El trabajo fue realizado por la Dra. Graciela Piñeiro, investigadora de Biología y Geociencias del Programa de Desarrollo de las Ciencias Básicas (MEC-Udelar) y docente del Departamento de Paleontología de la Facultad de Ciencias.

El mismo hace referencia a las fibras que habitualmente se observan “cayendo del cielo” principalmente en la zona de Cañada Grande, las que -como telas- llegan a cubrir claramente cultivos y alambrados. Dicho fenómeno se atribuye a actividades referidas a la geoingeniería y no se descarta que sea generado por los chemtrails (estela que se desprende de los conocidos como aviones a chorro).

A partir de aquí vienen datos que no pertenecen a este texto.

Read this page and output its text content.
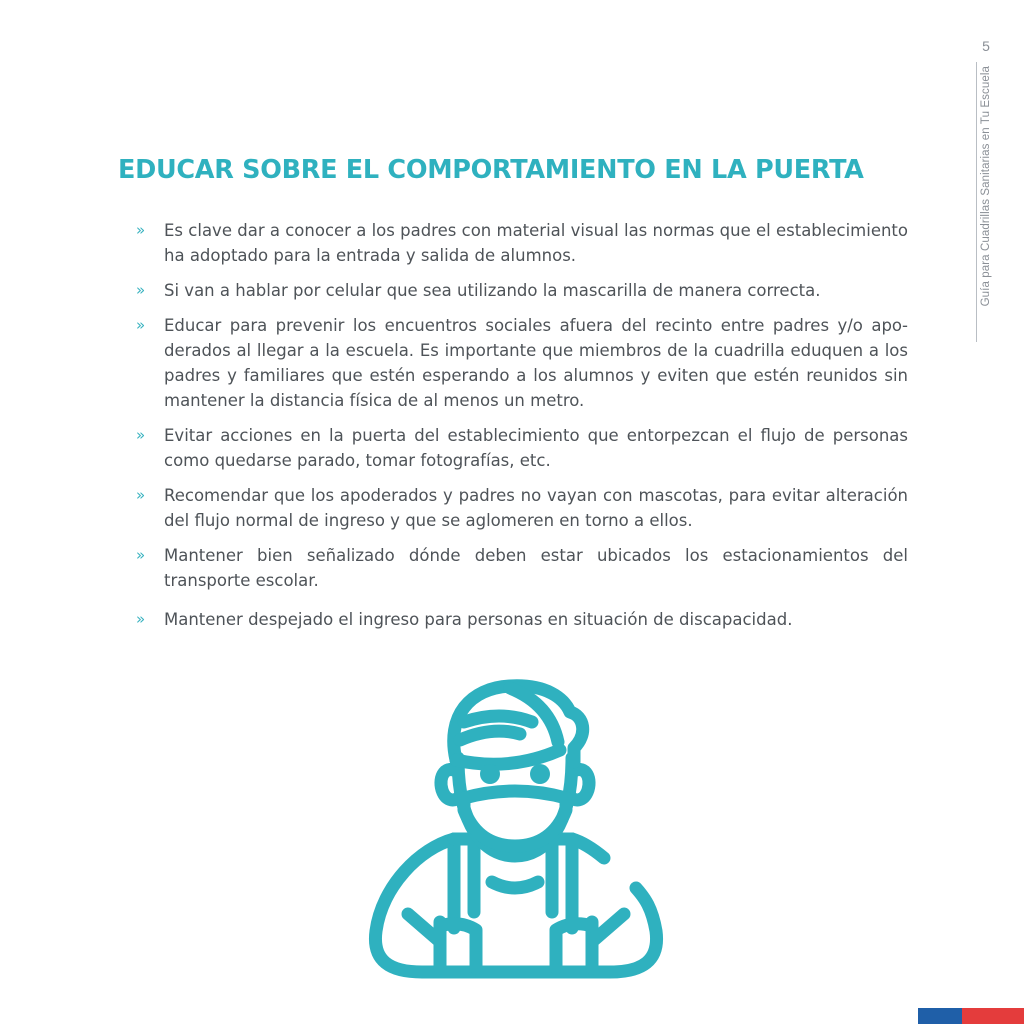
5
Guía para Cuadrillas Sanitarias en Tu Escuela
EDUCAR SOBRE EL COMPORTAMIENTO EN LA PUERTA
» Es clave dar a conocer a los padres con material visual las normas que el establecimiento ha adoptado para la entrada y salida de alumnos.
» Si van a hablar por celular que sea utilizando la mascarilla de manera correcta.
» Educar para prevenir los encuentros sociales afuera del recinto entre padres y/o apoderados al llegar a la escuela. Es importante que miembros de la cuadrilla eduquen a los padres y familiares que estén esperando a los alumnos y eviten que estén reunidos sin mantener la distancia física de al menos un metro.
» Evitar acciones en la puerta del establecimiento que entorpezcan el flujo de personas como quedarse parado, tomar fotografías, etc.
» Recomendar que los apoderados y padres no vayan con mascotas, para evitar alteración del flujo normal de ingreso y que se aglomeren en torno a ellos.
» Mantener bien señalizado dónde deben estar ubicados los estacionamientos del transporte escolar.
» Mantener despejado el ingreso para personas en situación de discapacidad.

El estudio de las muestras recogidas en esta zona rural revela que “el análisis de su composición química dio resultados bastante inesperados, dado que son completamente inorgánicas y poseen abundante sodio, calcio, aluminio, hierro, además de sales metálicas como magnesio y manganeso”.

Al respecto, afirma que “no se puede descartar que usen estas técnicas para manipular el estado del tiempo meteorológico con fines empresariales, notablemente para mejorar el rendimiento de la agricultura a base de OGM y aumentar su aceptación entre los productores. Es un experimento que proviene de los mismos grupos de poder que desarrollan todos los productos genéticamente modificados”; concluyó.